Jakarta, Gmni.or.id – Gerakan Mahasiswa Nasional Indonesia (GMNI) menolak rencana kebijakan impor beras 1 juta ton dan impor pangan lainnya. GMNI menilai kebijakan itu ngawur dan bikin sengasar petani.
“Rencana pemerintah untuk impor beras sebanyak 1 juta ton disaat akan memasuki masa panen akan menyengsarakan petani lokal. Harga jual beras di tingkat petani akan jatuh, dan bahkan kemungkinan tidak terserap. Saya menyesalkan sikap pemerintah yang tidak berpihak kepada petani. Ini kebijakan yang ngawur”, kata Ketua Umum DPP GMNI, Imanuel Cahyadi, Jumat (19/3/2021).
Imanuel menyebut kabar yang disampaikan pihak Bulog, bahwa stok impor beras yang dikelola Bulog bahkan belum tersalurkan seluruhnya. Kini, rencana impor beras malah datang.
“Ini menandakan dua hal. Pertama, ada yang salah dengan logika pemerintah. Disaat kita masih punya stok impor, tapi masih memaksakan ingin impor. Kedua, tidak adanya koordinasi antara pemerintah dengan Bulog. Ini menunjukkan terjadi permasalahan serius dalam kebijakan impor beras kita”, beber Imanuel.
GMNI menekankan soal konsep kedaulatan pangan yang dimiliki Indonesia. Sudah seharusnya Indonesia menghentikan kebijakan impor yang hanya menguntungkan para pemburu rente.
Dia menengarai, rencana impor beras dan impor bahan pangan lainnya adalah dampa dari UU Omnibus Law Cipita Kerja. Nantinya, Imanuel memprediksi, bakal terus ada rencana-rencana impor lainnya yang akan menyusul. Rencana impor tidak terbatas pada beras saja, namun juga termasuk gula, daging, garam, dan kebutuhan pokok lainnya.
“DPP GMNI akan mengistruksikan kepada semua kadernya di seluruh wilayah Indonesia turun ke jalan menolak kebijakan impor pangan yang menyengsarakan rakyat kecil. GMNI akan selalu menjadi suluh perjuangan yang membela kepentingan rakyat kecil, kepentingannya Kaum Marhaen”, tegas Imanuel.
Soal rencana impor beras, sebagaimana diberitakan detikcom, Menteri Perdagangan Muhammad Lutfi mengungkapkan cadangan atau stok beras di Perum Bulog saat ini adalah yang terendah sepanjang sejarah. Sampai Maret ini, menurut Lutfi, stok beras di Perum Bulog tak mencapai 500.000 ton.

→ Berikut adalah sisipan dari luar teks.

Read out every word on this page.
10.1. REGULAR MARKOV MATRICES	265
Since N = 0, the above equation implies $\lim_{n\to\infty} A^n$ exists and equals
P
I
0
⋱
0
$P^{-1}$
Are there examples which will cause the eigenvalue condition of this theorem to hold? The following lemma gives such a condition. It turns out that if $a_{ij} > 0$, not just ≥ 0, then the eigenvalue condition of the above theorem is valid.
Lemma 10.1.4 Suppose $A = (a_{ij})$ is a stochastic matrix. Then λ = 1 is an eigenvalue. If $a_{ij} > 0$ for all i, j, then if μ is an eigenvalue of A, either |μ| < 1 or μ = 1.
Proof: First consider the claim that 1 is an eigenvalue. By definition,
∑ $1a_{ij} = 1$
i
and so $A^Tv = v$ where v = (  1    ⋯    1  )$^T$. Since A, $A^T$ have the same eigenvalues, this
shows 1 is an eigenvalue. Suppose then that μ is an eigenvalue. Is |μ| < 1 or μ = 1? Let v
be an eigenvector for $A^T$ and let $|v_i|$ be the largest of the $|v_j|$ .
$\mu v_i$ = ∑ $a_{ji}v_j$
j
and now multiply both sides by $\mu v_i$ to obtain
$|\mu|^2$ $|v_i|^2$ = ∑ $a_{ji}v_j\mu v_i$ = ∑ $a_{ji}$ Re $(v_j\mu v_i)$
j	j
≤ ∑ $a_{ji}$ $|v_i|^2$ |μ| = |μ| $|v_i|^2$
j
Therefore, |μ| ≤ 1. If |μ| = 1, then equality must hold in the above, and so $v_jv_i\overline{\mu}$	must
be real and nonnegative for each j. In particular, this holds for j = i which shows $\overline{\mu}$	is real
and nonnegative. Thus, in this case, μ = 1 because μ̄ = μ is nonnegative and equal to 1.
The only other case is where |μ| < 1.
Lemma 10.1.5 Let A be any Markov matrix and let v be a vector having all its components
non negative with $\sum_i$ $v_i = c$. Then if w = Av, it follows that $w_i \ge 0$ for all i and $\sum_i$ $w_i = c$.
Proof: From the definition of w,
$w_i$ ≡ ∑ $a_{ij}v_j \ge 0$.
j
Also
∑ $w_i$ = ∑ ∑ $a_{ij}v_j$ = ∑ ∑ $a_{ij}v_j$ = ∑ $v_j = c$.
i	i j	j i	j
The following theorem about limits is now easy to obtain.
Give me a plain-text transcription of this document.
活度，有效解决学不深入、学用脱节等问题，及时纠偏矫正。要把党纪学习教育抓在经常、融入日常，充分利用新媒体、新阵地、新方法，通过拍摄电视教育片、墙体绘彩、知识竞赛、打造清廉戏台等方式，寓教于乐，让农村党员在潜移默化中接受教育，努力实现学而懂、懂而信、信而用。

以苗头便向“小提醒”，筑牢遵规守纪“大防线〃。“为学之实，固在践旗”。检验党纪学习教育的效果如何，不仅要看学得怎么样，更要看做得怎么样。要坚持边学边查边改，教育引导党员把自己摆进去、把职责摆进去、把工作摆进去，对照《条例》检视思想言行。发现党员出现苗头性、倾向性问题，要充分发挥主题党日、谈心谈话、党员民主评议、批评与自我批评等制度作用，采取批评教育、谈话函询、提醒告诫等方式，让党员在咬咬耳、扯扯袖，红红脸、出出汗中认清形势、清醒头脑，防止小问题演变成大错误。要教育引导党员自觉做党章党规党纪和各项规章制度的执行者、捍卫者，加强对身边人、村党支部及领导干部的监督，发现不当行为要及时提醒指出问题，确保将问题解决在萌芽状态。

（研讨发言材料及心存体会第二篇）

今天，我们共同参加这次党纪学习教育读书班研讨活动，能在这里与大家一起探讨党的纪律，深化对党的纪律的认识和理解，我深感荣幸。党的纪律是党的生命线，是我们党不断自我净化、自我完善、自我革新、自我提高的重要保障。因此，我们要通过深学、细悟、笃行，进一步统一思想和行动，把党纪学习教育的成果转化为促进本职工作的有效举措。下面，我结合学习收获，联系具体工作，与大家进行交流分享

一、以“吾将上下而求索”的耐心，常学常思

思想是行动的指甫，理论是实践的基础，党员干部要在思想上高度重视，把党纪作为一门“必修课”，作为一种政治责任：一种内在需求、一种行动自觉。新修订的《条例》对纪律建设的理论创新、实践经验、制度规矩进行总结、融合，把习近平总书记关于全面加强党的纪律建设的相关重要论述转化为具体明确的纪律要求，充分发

Padahal, seharusnya di Perum Bulog itu tersedia stok antara 1-1,5 juta ton beras setiap tahunnya.
“Ini adalah salah satu kondisi stok terendah dalam sejarah Bulog,” ujar Lutfi dalam konferensi pers virtual, Jumat (19/3/2021).
Sampai saat ini pun, Bulog baru mampu menyerap sekitar 85.000 ton beras dari hasil panen raya. Padahal seharusnya, Bulog harus bisa menyetok 400.000-500.000 ton beras untuk mencapai standar stok ideal 1 juta ton tadi.
Namun, data Lutfi tersebut berbeda dengan Perum Bulog. Menurut Direktur Utama Perum Bulog Budi Waseso atau yang akrab disapa Buwas, stok beras Bulog per 14 Maret sudah mencapai 883.585 ton yang terdiri dari beras Cadangan Beras Pemerintah (CBP) sebanyak 859.877 ton dan beras komersial sebanyak 23.708 ton.
Bulog juga masih memiliki stok beras impor dari 2018 lalu. Adapun dari total pengadaan sebanyak 1.785.450 ton beras, masih tersisa 275.811 ton beras belum tersalurkan. Dari jumlah tersebut, 106.642 ton di antaranya merupakan beras turun mutu. Buwas bahkan optimis Bulog dapat menyerap sebanyak 390.800 ton beras CBP dari masa panen raya ini.
Artinya, setelah panen raya, stok CBP Bulog pada akhir April, bisa di atas 1 juta ton beras dan jumlah itu sudah memenuhi CBP per tahun, sehingga tidak diperlukan lagi importasi beras. Buwas memprediksi, Indonesia tak butuh impor beras pada tahun ini.